To examine the type of cell death caused by the treatment, the levels of apoptosis and necrosis were assayed using RealTime-Glo™ Annexin V Apoptosis and Necrosis Assay. Cells were seeded into white 96-well plate with optical bottom, cultured, and treated adequately as stated above. After 24 h, 100 μL of the freshly prepared reagent was added to each well according to manufacturer’s protocol. The fluorescence and luminescence were measured immediately according to the protocol.

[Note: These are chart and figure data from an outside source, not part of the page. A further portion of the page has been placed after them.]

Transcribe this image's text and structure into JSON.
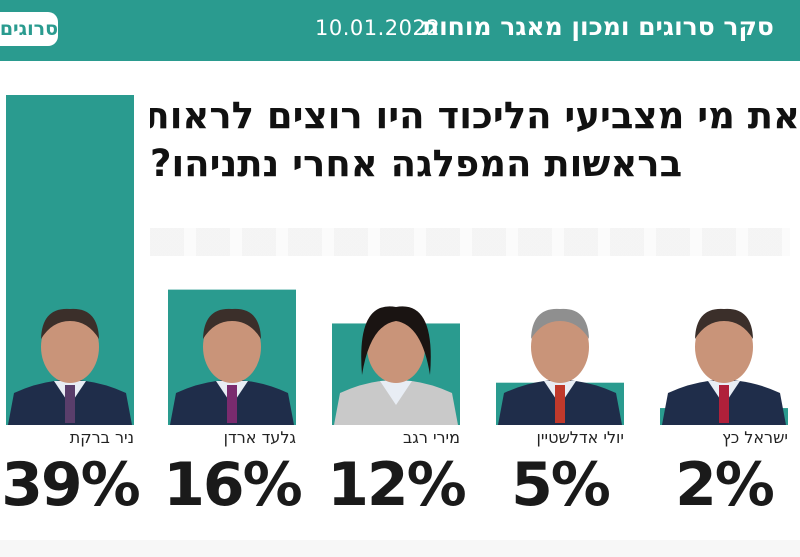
{
  "header": {
    "title": "סקר סרוגים ומכון מאגר מוחות",
    "date": "10.01.2022",
    "brand": "סרוגים"
  },
  "colors": {
    "accent": "#2a9b8f",
    "text": "#1a1a1a"
  },
  "chart_data": {
    "type": "bar",
    "title_lines": [
      "את מי מצביעי הליכוד היו רוצים לראות",
      "בראשות המפלגה אחרי נתניהו?"
    ],
    "categories": [
      "ניר ברקת",
      "גלעד ארדן",
      "מירי רגב",
      "יולי אדלשטיין",
      "ישראל כץ"
    ],
    "values": [
      39,
      16,
      12,
      5,
      2
    ],
    "value_labels": [
      "39%",
      "16%",
      "12%",
      "5%",
      "2%"
    ],
    "unit": "%",
    "ylim": [
      0,
      39
    ],
    "grid": false,
    "legend": "none"
  }
}
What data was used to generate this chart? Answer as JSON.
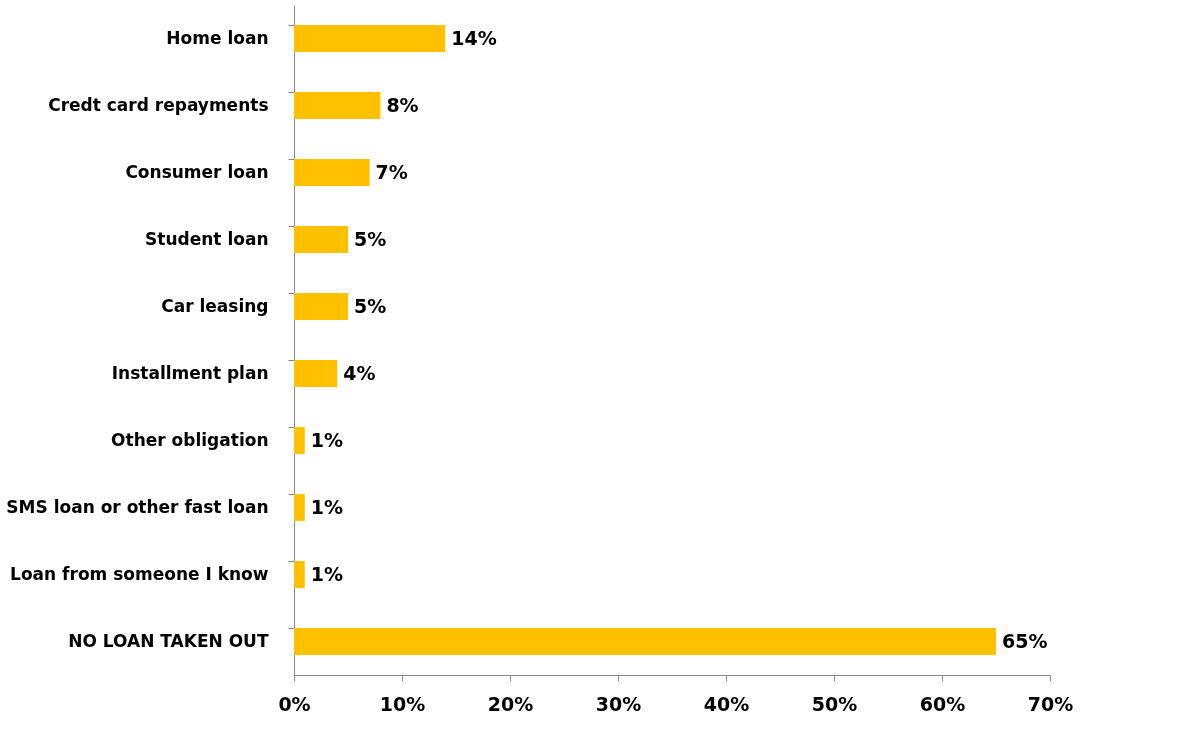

4.16. Statistical Analysis

Kruskal–Wallis test or Student t-test were performed to estimate the differences between positive control and NRNP ^Ph-treated cells; Mann–Whitney U test or paired sample Student t-test were performed to compare effects at different pH. p ≤ 0.05 was considered statistically significant. Statistical analysis of the data was performed using a STATISTICA software package (version 13.3, StatSoft Inc. 2016, Tulsa, OK, USA, http://www.statsoft.com).

5. Conclusions

Our results demonstrate that NRNPs ^pH can protect SH-SY5Y cells from 6-OHDA induced damage in a cellular model of PD at pH 6.5, which may prevail in the brain in regions affected by PD. This finding may have potential importance for potential applications of NRNPs ^pH in preclinical and perhaps clinical studies.